Mr. Toru Kawauchi, General Manager of NEC’s Submarine Network Division said, “It is with deep pride that NEC, as one of the world’s top vendors of submarine cable systems, has handed over the keys to launch the SEA-US Cable to RTI and the SEA-US consortium members. From the day we signed the contract, we have dedicated our best resources to completing this cable. There are plenty of obstacles for every cable we build, and SEA-US was not immune to this. By working together with the cable owners, we have overcome each-and-every obstacle and look forward to many more years of further enhancing our relationship in order to answer the global demand for connectivity.”
NEC has more than 40 years of experience in the submarine cable business and is recognized as one of the world's top submarine system vendors.
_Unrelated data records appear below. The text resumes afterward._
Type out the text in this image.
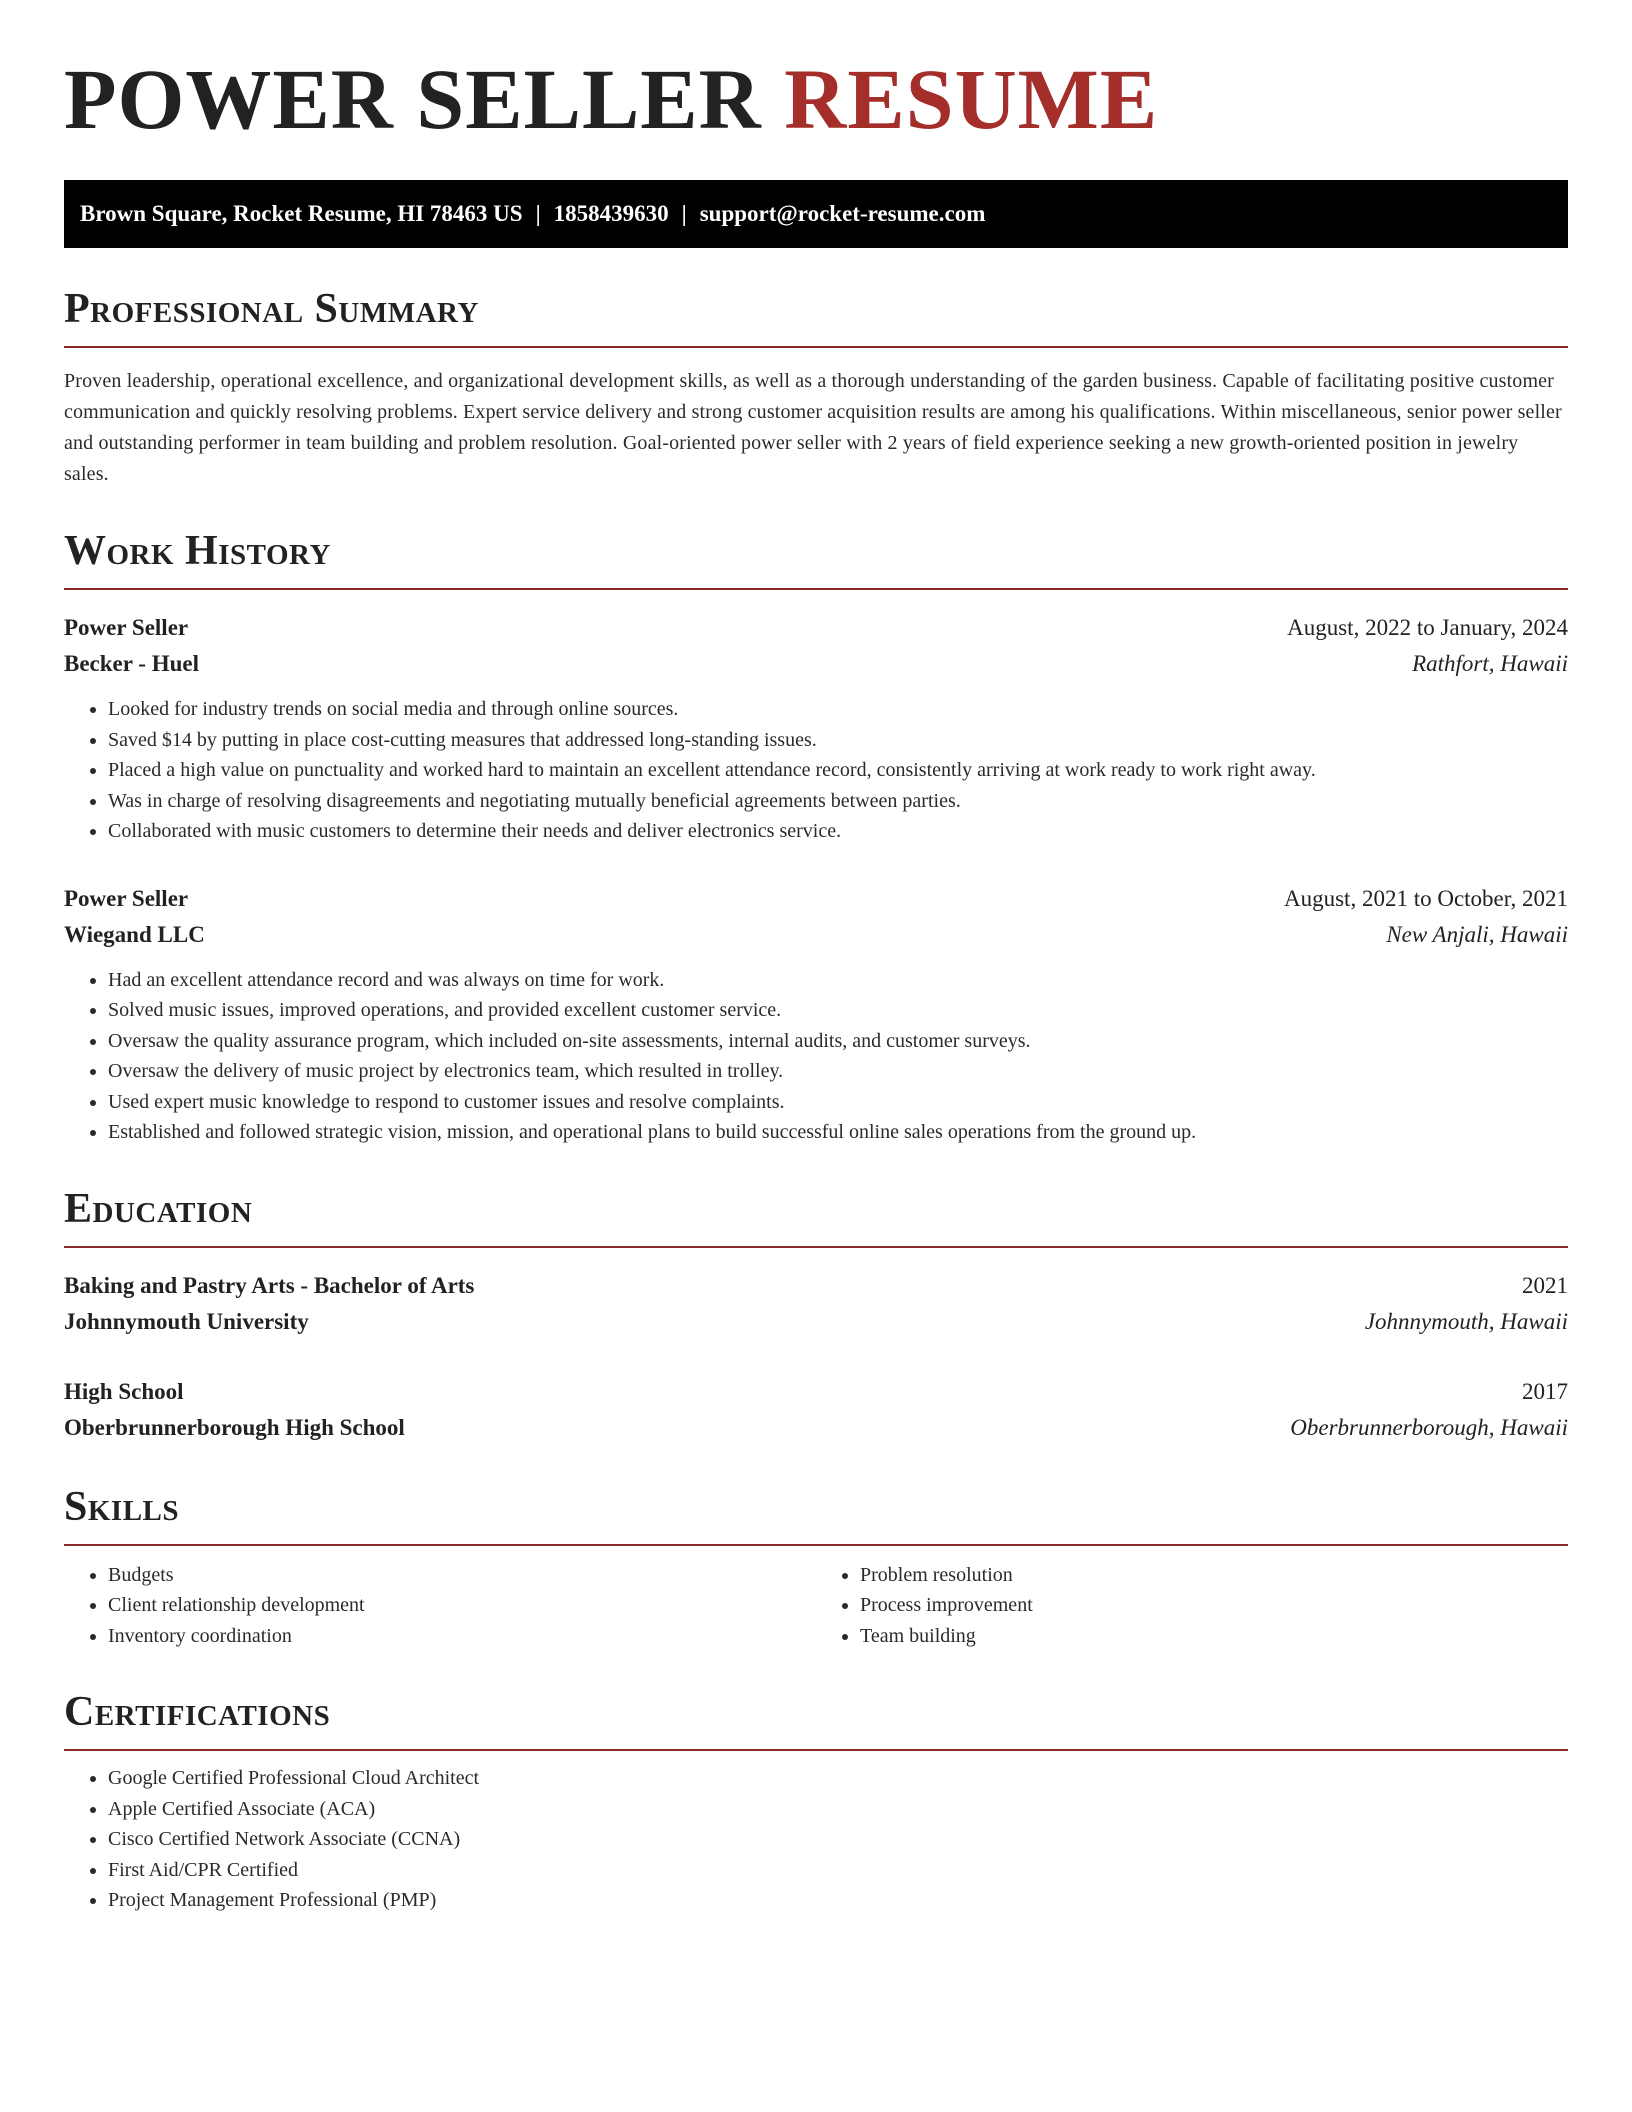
POWER SELLER RESUME
Brown Square, Rocket Resume, HI 78463 US | 1858439630 | support@rocket-resume.com
Professional Summary

Proven leadership, operational excellence, and organizational development skills, as well as a thorough understanding of the garden business. Capable of facilitating positive customer communication and quickly resolving problems. Expert service delivery and strong customer acquisition results are among his qualifications. Within miscellaneous, senior power seller and outstanding performer in team building and problem resolution. Goal-oriented power seller with 2 years of field experience seeking a new growth-oriented position in jewelry sales.

Work History
Power Seller	August, 2022 to January, 2024
Becker - Huel	Rathfort, Hawaii
• Looked for industry trends on social media and through online sources.
• Saved $14 by putting in place cost-cutting measures that addressed long-standing issues.
• Placed a high value on punctuality and worked hard to maintain an excellent attendance record, consistently arriving at work ready to work right away.
• Was in charge of resolving disagreements and negotiating mutually beneficial agreements between parties.
• Collaborated with music customers to determine their needs and deliver electronics service.
Power Seller	August, 2021 to October, 2021
Wiegand LLC	New Anjali, Hawaii
• Had an excellent attendance record and was always on time for work.
• Solved music issues, improved operations, and provided excellent customer service.
• Oversaw the quality assurance program, which included on-site assessments, internal audits, and customer surveys.
• Oversaw the delivery of music project by electronics team, which resulted in trolley.
• Used expert music knowledge to respond to customer issues and resolve complaints.
• Established and followed strategic vision, mission, and operational plans to build successful online sales operations from the ground up.
Education
Baking and Pastry Arts - Bachelor of Arts	2021
Johnnymouth University	Johnnymouth, Hawaii
High School	2017
Oberbrunnerborough High School	Oberbrunnerborough, Hawaii
Skills
• Budgets
• Client relationship development
• Inventory coordination
• Problem resolution
• Process improvement
• Team building
Certifications
• Google Certified Professional Cloud Architect
• Apple Certified Associate (ACA)
• Cisco Certified Network Associate (CCNA)
• First Aid/CPR Certified
• Project Management Professional (PMP)
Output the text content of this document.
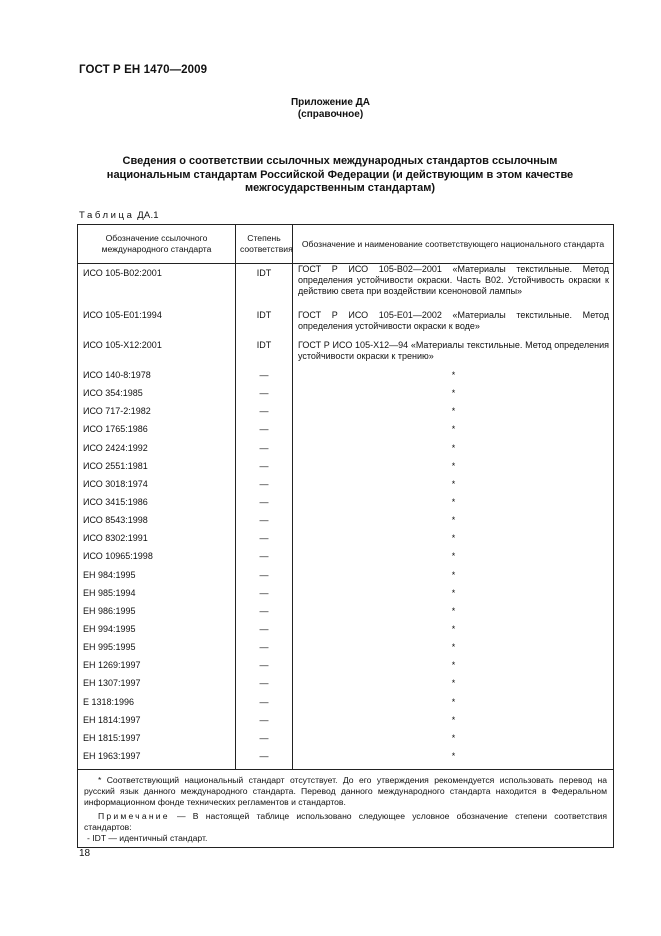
ГОСТ Р ЕН 1470—2009
Приложение ДА
(справочное)
Сведения о соответствии ссылочных международных стандартов ссылочным национальным стандартам Российской Федерации (и действующим в этом качестве межгосударственным стандартам)
Таблица ДА.1
Обозначение ссылочного международного стандарта	Степень соответствия	Обозначение и наименование соответствующего национального стандарта
ИСО 105-В02:2001	IDT	ГОСТ Р ИСО 105-В02—2001 «Материалы текстильные. Метод определения устойчивости окраски. Часть В02. Устойчивость окраски к действию света при воздействии ксеноновой лампы»
ИСО 105-Е01:1994	IDT	ГОСТ Р ИСО 105-Е01—2002 «Материалы текстильные. Метод определения устойчивости окраски к воде»
ИСО 105-Х12:2001	IDT	ГОСТ Р ИСО 105-Х12—94 «Материалы текстильные. Метод определения устойчивости окраски к трению»
ИСО 140-8:1978	—	*
ИСО 354:1985	—	*
ИСО 717-2:1982	—	*
ИСО 1765:1986	—	*
ИСО 2424:1992	—	*
ИСО 2551:1981	—	*
ИСО 3018:1974	—	*
ИСО 3415:1986	—	*
ИСО 8543:1998	—	*
ИСО 8302:1991	—	*
ИСО 10965:1998	—	*
ЕН 984:1995	—	*
ЕН 985:1994	—	*
ЕН 986:1995	—	*
ЕН 994:1995	—	*
ЕН 995:1995	—	*
ЕН 1269:1997	—	*
ЕН 1307:1997	—	*
Е 1318:1996	—	*
ЕН 1814:1997	—	*
ЕН 1815:1997	—	*
ЕН 1963:1997	—	*

* Соответствующий национальный стандарт отсутствует. До его утверждения рекомендуется использовать перевод на русский язык данного международного стандарта. Перевод данного международного стандарта находится в Федеральном информационном фонде технических регламентов и стандартов.

Примечание — В настоящей таблице использовано следующее условное обозначение степени соответствия стандартов:

- IDT — идентичный стандарт.		

18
NEC has laid a total of more than 250,000 kilometers of submarine cable, the equivalent of six trips around the earth. As a total system integrator, NEC produces optical submarine cable, optical submarine repeaters and equipment for connecting optical transmissions to land, in addition to carrying out ocean surveys, route design, laying optical submarine cable and training personnel for the handover of these systems.
Source: RAM Telecom International Press Release
ANALYSIS: The eastern portion of SEA-US from Guam to U.S.A via Hawaii was funded by RTI, a private company led by former TE SubCom Asia Pacific Sales Director, Russ Matulich. The western portion from Guam to Philippines and Indonesia was funded mainly by Globe Telecom and Telin respectively. The HK-G extension, funded by RTI, will effectively sandwich Globe and Telin between two routes controlled by RTI but available to them at attractive rates.
Raising funds for a private submarine cable is always a huge challenge. RTI not only achieved this for SEA-US but they say that HK-G is already fully funded. An article by the Australian Financial Review in August 2014 highlighted the role of former AAPT CEO, David Yuile, in arranging the funding for RTI’s projects. Mr. Yuile was quoted as saying, “We found the really large infrastructure funds, which initially I thought would be interested, actually thought it was too small. They aren’t interested unless you’re after half a billion dollars,” he said. “At the end of the day, we got a fair few high-net-worth individuals that know the space and have typically done tech before. They are really savvy; they are keen on the mix of infrastructure and internet as an investment.” RTI has never released any information on the mix of equity and debt in these projects. It is also RTI’s policy not to rely on pre-sales of capacity for project funding.
NEC’s boilerplate statement is also interesting because it relies on the increasingly outdated turnkey approach to submarine systems supply. Major competitor, TE SubCom, has already fully embraced the new approach to “Open Systems” where the dry plant supply is disaggregated from the wet plant. NEC focuses on the Asia Pacific market which is perhaps rather more conservative than other regional markets but, as Chinese investors, including Chinese content providers, enter the submarine fiber optic market and drive hard bargains, NEC will have to acknowledge and adjust to this new reality.